Kaum waren die Schriftsätze (»Memorials«) Anfang Januar auf den Postweg gebracht, begann die Vorbereitung der mündlichen Vorträge (»Oral Pleadings«): »May it please the Court. My name is Hanna Schumacher and I will appear with my learned friend, Miss Capucine Rosenfeld as Counsels on behalf of the Republic of Turingia.« So ging es vier Wochen lang an drei Abenden die Woche. Nicht nur sichere Rechtskenntnis (»Of what relevance are the findings of the ILC to this Court, counsel?«), auch souveränes Auftreten (»Locker, nicht so angestrengt wirken!«) und Schlagfertigkeit waren gefragt (»Counsels, the Court already knows that Babbagians travel second class on the train of human rights. Do you think this is legitimate for a developing country?«).

In Augsburg begann die deutsche Vorausscheidung am Donnerstagabend mit einem Empfang beim Oberbürgermeister der Stadt Augsburg im goldenen Saal des Rathauses. Alle Teams, aus Augsburg, Tübingen, Frankfurt/Main und Frankfurt (Oder), aus Kiel, Göttingen, Heidelberg und Jena sowie zweimal aus der Hauptstadt (FU und HU) waren vollzählig versammelt. Dort wurden uns auch unsere Kontrahenten in der Vorrunde, die Teams der Universitäten Nürnberg/Erlangen und Frankfurt (Oder) zugelost. Freitagmorgen um 10.00 Uhr begann der eingangs erwähnte Ernstfall. Als wir Abends erfuhren, dass wir von elf teilnehmenden Teams immerhin Platz 5 erreicht hatten, aber nicht das Halbfinale (dafür wäre mindestens Platz 4 erforderlich gewesen), machte sich doch eine gewisse Enttäuschung breit. Doch der wirkten die Organisatoren mit einem gut bestückten Buffet entgegen, und so nahm man die Gelegenheit war, die anderen Teams besser kennenzulernen.

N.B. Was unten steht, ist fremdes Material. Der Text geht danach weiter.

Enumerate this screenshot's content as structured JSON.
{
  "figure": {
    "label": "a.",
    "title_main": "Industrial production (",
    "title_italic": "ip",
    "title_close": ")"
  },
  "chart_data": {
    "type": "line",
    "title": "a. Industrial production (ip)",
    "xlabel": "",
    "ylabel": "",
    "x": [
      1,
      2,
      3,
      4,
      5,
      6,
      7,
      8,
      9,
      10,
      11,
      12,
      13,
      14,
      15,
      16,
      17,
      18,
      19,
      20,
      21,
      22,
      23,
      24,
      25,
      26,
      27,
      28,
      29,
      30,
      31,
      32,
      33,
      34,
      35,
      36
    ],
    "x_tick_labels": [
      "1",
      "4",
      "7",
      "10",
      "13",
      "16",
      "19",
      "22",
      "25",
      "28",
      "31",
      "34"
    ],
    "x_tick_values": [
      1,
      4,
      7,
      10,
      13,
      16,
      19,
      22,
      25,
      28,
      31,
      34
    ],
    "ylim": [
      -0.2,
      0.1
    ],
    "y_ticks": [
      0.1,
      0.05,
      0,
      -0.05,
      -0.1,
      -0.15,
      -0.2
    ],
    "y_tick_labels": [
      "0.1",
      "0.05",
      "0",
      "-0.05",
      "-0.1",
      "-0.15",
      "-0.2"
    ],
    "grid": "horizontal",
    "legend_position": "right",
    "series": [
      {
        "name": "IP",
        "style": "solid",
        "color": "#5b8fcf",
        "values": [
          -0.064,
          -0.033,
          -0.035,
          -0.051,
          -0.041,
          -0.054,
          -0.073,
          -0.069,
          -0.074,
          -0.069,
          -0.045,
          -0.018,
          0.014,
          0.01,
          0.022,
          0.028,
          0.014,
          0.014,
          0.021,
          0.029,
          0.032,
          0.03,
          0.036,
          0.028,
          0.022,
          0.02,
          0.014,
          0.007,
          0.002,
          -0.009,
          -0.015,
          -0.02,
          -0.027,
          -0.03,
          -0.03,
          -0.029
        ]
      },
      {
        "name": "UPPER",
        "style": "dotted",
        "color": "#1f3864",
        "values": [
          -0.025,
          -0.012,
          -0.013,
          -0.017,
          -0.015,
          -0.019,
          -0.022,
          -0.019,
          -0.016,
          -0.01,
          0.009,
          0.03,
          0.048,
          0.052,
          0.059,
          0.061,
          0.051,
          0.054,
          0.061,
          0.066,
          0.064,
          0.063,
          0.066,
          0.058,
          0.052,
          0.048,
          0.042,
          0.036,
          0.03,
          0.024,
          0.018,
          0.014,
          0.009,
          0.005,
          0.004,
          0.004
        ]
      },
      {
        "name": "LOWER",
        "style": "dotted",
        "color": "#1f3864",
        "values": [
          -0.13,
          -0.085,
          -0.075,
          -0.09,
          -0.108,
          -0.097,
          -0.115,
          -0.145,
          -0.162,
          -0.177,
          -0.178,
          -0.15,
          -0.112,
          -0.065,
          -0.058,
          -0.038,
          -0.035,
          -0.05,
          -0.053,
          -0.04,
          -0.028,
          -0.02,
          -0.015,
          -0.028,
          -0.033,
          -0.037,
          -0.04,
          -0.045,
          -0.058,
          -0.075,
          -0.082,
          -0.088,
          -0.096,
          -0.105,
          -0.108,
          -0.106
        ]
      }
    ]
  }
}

Das Finale am Samstagnachmittag im wunderschönen Rokokosaal der Regierung von Schwaben wurde von den Mannschaften aus Jena und Nürnberg/Erlangen bestritten. Jena behielt die Oberhand und erlangte so das begehrte Ticket nach Washington, wo sie Deutschland in der internationalen Endrunde im März 2002 vertreten werden. Doch auch die Humboldt-Universität ging nicht leer aus, wurde sie doch mit dem Preis für die besten Schriftsätze ausgezeichnet. So ging der diesjährige Jessup auch für uns in ausgelassener Stimmung mit einem großen Festessen im Rokokosaal zu Ende. Völlig erschöpft und mit vielen schönen Eindrücken im Kopf ging es Sonntagmorgen mit dem Zug zurück nach Berlin. Da war es nur gut, dass das Semester fast vorüber war, der Uni-Alltag kam uns nun doch sehr trist vor.